The Insight: According to author and psychologist Daniel Goldman “emotional intelligence (EQ) accounts for 80 percent of career success.” Do you know without a shadow of a doubt that your interpersonal communications are effective, or does your EQ often times fail you? Are you effective in your communications, do you have an accurate self-assessment, and do you also manage interpersonal conflict well? Life, business, family and friendships are a juggling act of varied emotions. One’s emotional intelligence is the lifeline keeping it all together.

Why is emotional intelligence misunderstood, and what is it?

Recent research by The Economist Executive Education Navigator of more than 4,000 professionals showed that most executives don’t see themselves like their employees see them. Ironically, these executives are constantly seeking self-improvement, but they are focusing on all of the wrong areas: Executives most frequently cited that technology and finance are two themes they wanted to improve, while employees ranked leadership, emotional intelligence, and other softer skills as a priority that constantly needs development.

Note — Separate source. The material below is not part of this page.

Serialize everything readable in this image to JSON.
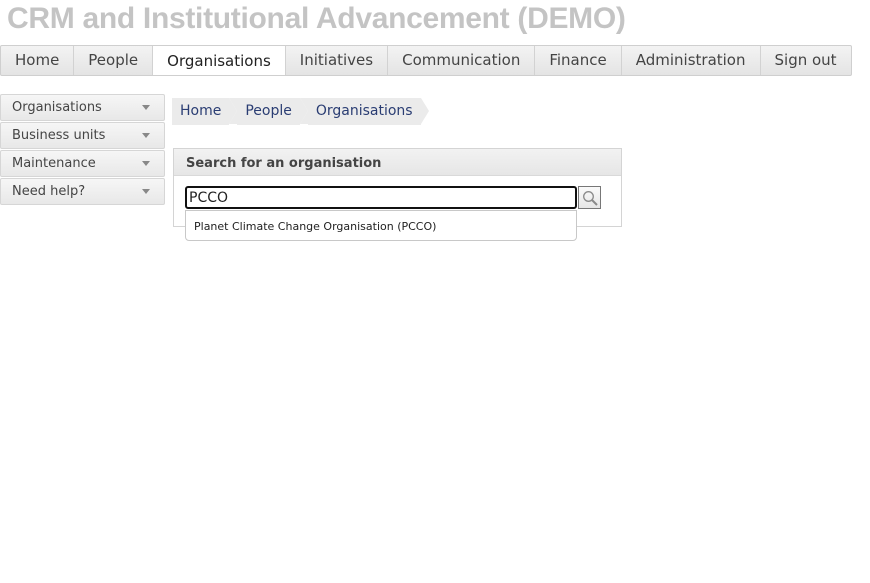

“Your EQ is the level of your ability to understand other people, what motivates them and how to work cooperatively with them,” according to Howard Gardner, Professor of Cognition and Education at the Harvard Graduate School of Education. Gardner’s work has uncovered five streams of emotional intelligence skills that allow you to thrive and engage others effectively. The five themes include:

  1. Self-Awareness: Everyone must understand how they affect others to be successful. We all want to feel confident when working with a leader, and when they are sending mixed signals, or they are disengaging, confidence lacks.
  2. Self-Regulation: Leaders must practice self-control, and must have strong impulse control. You can’t say anything you want, to anyone, any time you want. People want predictability, not chaos from leadership.
  3. Motivation: Organizations need trustworthiness, clear standards, honesty and integrity to thrive. Leaders who bring authentic inspiration create an atmosphere for growth and creativity. They motivate because they don’t create fear within their team.
  4. Empathy: Being conscientious of emotions and political challenges while developing others and stretching them to new heights is a pillar of strong EQ. It is a trait that trumps IQ every time.
  5. Social Skills: In a high performing, heavy stress environment, it matters how well you listen, develop peer friendship, solve problems, build trusting bonds, and team-up with others. Good “people skills” are the glue that holds teams and cultures together. It is why people stay together.

Psychologists generally agree that IQ accounts for between 10% and 25% of a person’s success, while everything else, including EQ, depends on how accurately they perceive themselves and impact others.

Every time we don’t demonstrate self-control we set ourselves up to be misjudged. All of us utilize mental shortcuts and judge behavior based on actions under pressure. High EQ is the understanding of that truth and building the proper relationships day in, day out.

The more you pay attention to your own emotions, the more you increase your overall effectiveness and influence.

Does your emotional intelligence fail you?